Location
- Bromwich Road Worcester, Worcestershire, WR2 4AF England 52°11′10″N 2°13′59″W﻿ / ﻿52.18610°N 2.23317°W

Information
- Type: Academy
- Motto: In pursuit of Excellence
- Established: 1983
- Founder: Christopher Whitehead
- Local authority: Worcestershire
- Specialist: Language College
- Department for Education URN: 136890 Tables
- Ofsted: Reports
- Chair: Kathryn Bentley
- Headteacher: Catherine Clark
- Gender: Mixed
- Age: 11 to 18
- Enrolment: approx 1640
- Houses: Brunel, Da Vinci, Shakespeare, Curie, Pankhurst, Seacole
- Colours: Yellow, Red, Green, Cyan, Blue and Purple

= Christopher Whitehead Language College =

Christopher Whitehead Language College and Sixth Form is a secondary school in Worcester, Worcestershire, England. It is a co-educational school, in which there are about 1500 students enrolled, aged between 11 and 19. The school holds Specialist Language College status, and became an academy in 2011. In 2015 they opened a new sixth form centre with the first intake arriving in September 2015.

==History==
The school was opened in 1983 following the merger of two schools and it draws its pupils mainly from the St John's area of Worcester and the surrounding west side of Worcester City. The school gained specialist language college status in September 2005.

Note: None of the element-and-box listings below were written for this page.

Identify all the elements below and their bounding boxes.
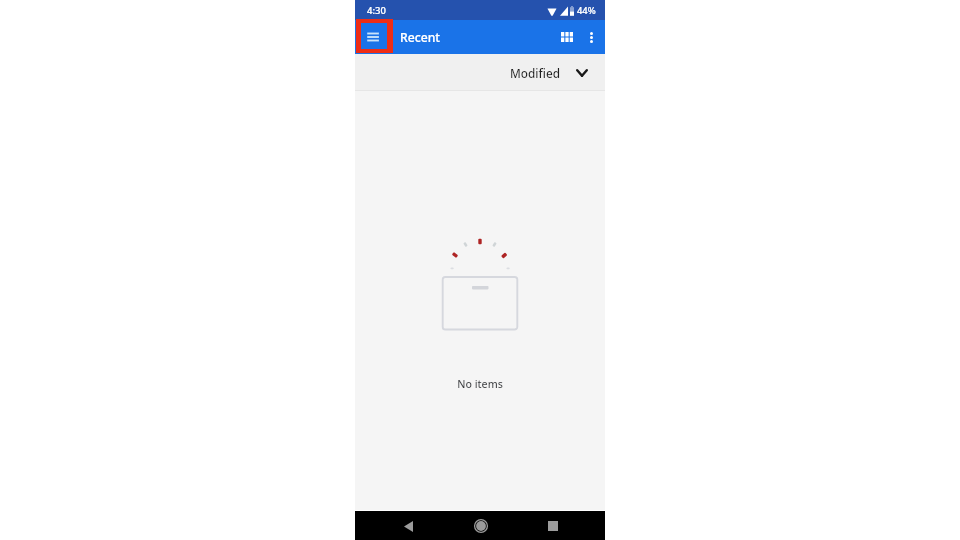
button[interactable]: Back (396, 514, 420, 538)
button[interactable]: Recent apps (541, 514, 565, 538)
button[interactable]: Modified (507, 62, 591, 84)
staticText: Recent (400, 29, 440, 46)
staticText: 4:30 (367, 4, 386, 17)
staticText: No items (457, 377, 503, 391)
button[interactable]: Grid view (555, 25, 579, 49)
staticText: Modified (510, 65, 561, 81)
button[interactable]: Home (469, 514, 493, 538)
staticText: 44% (577, 4, 596, 17)
button[interactable]: More options (579, 25, 603, 49)
button[interactable]: Open navigation drawer (362, 23, 390, 51)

Geography teacher Christopher Elliott was found guilty on 3 June 2011 of "unprofessional conduct" at Christopher Whitehead Language College in Worcester where he worked for nine years for "mocking disabled children and throwing chairs at students". On one occasion, it is said he "mocked one child who suffered from a condition that left him shorter than his fellow pupils" by kneeling on the floor next to the student and saying: "'Is this what it is like being you?'".

==Grounds and Facilities==
The school occupies a large site on the west bank of the River Severn with views of the Malvern Hills and of Worcester City and its cathedral. The school was formed in 1983 by the amalgamation of two schools, Christopher Whitehead Boys School and Christopher Whitehead Girls School. The Boys School was formerly housed in the older 1950s buildings and the Girls Schools in the newer 1960s and 1970s buildings. As such, its buildings vary in age and architecture. The 1950s School building originally housed both the Boys and Girls school, separate entrances were used. It has been substantially modernised and re-equipped since its formation.

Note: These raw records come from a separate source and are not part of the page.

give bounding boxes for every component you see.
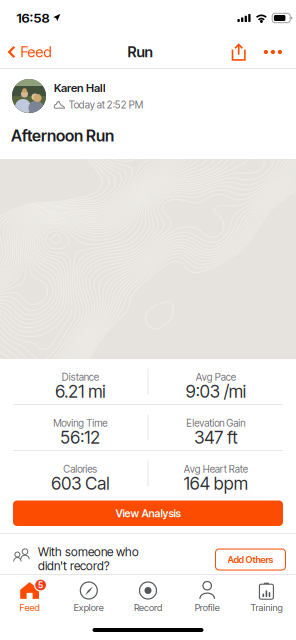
staticText: didn't record? <box>38 559 110 573</box>
button[interactable]: Explore <box>59 578 118 616</box>
staticText: Record <box>134 602 162 613</box>
staticText: 603 Cal <box>51 473 109 494</box>
button[interactable]: Training <box>237 578 296 616</box>
staticText: Training <box>250 602 282 613</box>
button[interactable]: Add Others <box>216 549 286 570</box>
staticText: Karen Hall <box>54 81 106 95</box>
staticText: Avg Heart Rate <box>184 463 248 475</box>
staticText: Feed <box>20 602 40 613</box>
button[interactable]: Record <box>118 578 178 616</box>
button[interactable]: View Analysis <box>13 500 283 526</box>
staticText: Explore <box>74 602 104 613</box>
staticText: Add Others <box>228 554 274 565</box>
staticText: 16:58 <box>16 10 50 26</box>
staticText: Profile <box>195 602 220 613</box>
staticText: Calories <box>63 463 97 475</box>
staticText: View Analysis <box>116 507 180 520</box>
button[interactable]: 5 <box>0 578 59 616</box>
button[interactable]: More options <box>255 36 291 68</box>
staticText: 5 <box>38 580 43 590</box>
staticText: 56:12 <box>60 427 100 448</box>
staticText: 9:03 /mi <box>186 381 246 402</box>
staticText: Distance <box>62 371 99 383</box>
staticText: Avg Pace <box>196 371 236 383</box>
staticText: 164 bpm <box>184 473 248 494</box>
button[interactable]: Feed <box>0 36 57 68</box>
staticText: 347 ft <box>194 427 237 448</box>
staticText: Today at 2:52 PM <box>69 99 143 111</box>
button[interactable]: Share <box>223 36 255 68</box>
staticText: Feed <box>20 43 51 61</box>
staticText: Afternoon Run <box>11 126 114 145</box>
staticText: With someone who <box>38 545 139 559</box>
staticText: Run <box>128 43 152 61</box>
button[interactable]: Profile <box>178 578 237 616</box>
staticText: 6.21 mi <box>55 381 105 402</box>
staticText: Moving Time <box>53 417 107 429</box>
staticText: Elevation Gain <box>186 417 245 429</box>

An extension opened in 2017, with 29 new classrooms built, as a result of a government funded build. This allowed for an increase in the intake number of year 7 students in addition to the 220 Sixth Form students.

==Houses==
In September 2007, the school was divided into six houses. Each pupil wears a coloured tie or pin badge of their corresponding house. Students now share their forms with approximately five pupils from each year at the school in the same house. The houses are: Brunel, Da Vinci, Shakespeare, Curie, Pankhurst and Seacole.